James Kirkland, MD, PhD, of the Mayo Clinic, is one researcher exploring this theory. He gave a mixture of the cancer drug dasatinib and a plant pigment called quercetin to people with diabetic kidney disease. Quercetin is an antioxidant that gives grapes, tomatoes, and other fruits and vegetables their flavor.

A small phase I clinical trial showed that the dasatinib-quercetin combination got rid of senescent cells in the tissues of people with the disease.

The researchers don’t know yet if the results will translate into prolonged youth. They also don’t know how high a dosage is needed and what long-term problems the treatment might cause. People with chronic leukemia take dasatinib for years with few serious ill effects.

In another recent study, scientists used oxygen therapy to tackle senescent cells. Thirty-five adults ages 64 and older received oxygen therapy in a pressurized chamber. After 60 daily sessions, they showed a decrease in senescent cells and improvement in the length of DNA segments called telomeres. Shortened segments of telomeres are thought to be another marker of aging.

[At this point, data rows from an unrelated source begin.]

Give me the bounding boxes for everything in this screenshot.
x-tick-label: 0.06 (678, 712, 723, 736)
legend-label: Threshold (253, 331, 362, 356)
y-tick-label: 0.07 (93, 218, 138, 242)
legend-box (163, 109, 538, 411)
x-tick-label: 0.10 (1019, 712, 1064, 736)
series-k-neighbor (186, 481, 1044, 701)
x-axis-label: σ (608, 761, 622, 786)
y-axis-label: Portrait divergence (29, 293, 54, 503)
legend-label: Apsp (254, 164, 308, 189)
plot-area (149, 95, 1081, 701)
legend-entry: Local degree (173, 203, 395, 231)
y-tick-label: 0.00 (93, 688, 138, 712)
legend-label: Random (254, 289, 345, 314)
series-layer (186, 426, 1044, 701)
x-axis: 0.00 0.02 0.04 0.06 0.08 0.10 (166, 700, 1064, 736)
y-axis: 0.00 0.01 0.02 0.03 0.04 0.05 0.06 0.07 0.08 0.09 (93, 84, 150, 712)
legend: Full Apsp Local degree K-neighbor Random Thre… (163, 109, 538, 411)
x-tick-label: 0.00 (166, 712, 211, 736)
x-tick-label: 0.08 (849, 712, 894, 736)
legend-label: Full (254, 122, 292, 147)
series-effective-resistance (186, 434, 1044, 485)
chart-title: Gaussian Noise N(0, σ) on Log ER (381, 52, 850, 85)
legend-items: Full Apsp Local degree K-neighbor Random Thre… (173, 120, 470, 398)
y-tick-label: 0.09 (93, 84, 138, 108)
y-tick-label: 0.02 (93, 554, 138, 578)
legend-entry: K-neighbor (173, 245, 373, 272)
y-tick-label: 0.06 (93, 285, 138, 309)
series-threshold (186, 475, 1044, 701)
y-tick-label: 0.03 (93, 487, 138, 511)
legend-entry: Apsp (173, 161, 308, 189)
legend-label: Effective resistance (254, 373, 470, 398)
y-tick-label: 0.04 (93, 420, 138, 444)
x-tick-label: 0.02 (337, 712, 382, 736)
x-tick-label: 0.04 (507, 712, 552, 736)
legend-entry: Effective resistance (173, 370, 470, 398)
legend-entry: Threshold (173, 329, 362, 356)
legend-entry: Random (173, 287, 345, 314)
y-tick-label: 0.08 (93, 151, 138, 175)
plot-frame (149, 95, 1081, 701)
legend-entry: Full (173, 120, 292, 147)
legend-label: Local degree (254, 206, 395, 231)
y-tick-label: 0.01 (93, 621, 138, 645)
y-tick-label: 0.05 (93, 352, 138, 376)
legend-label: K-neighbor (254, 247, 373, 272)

Researchers are also looking to the gene-editing technology CRISPR for anti-aging treatments, but the testing is only in mice so far.

Dr. Barzilai hopes that if the metformin trial succeeds, it will open the floodgates to a wave of new drugs that can stop or reverse human aging. Some of the major players in this field include Juvenescence, AgeX Therapeutics, LyGenesis, and Life Biosciences, which Dr. Barzilai founded.

“Until aging is seen as preventable, health plans won’t have to pay for this type of treatment,” he says. And if health plans won’t cover aging, pharmaceutical companies have little incentive to invest in drug development.

That may be the only thing standing between humans and unprecedented lifespans. The Census Bureau projects that Americans born in 2060 should live an average of 85.6 years, up from 78.7 years in 2018. Dr. De Grey’s prediction tops that mark by a factor of about 50. He believes that the life expectancy for someone born in 2100 may well be 5,000 years.

Dr. Barzilai, for his part, has a prediction that’s seemingly more modest.

“We die at 80. Getting an additional 35 years is relatively low-hanging fruit,” he says. “But I don’t believe that is a fixed limit.”

A version of this article first appeared on WebMD.com.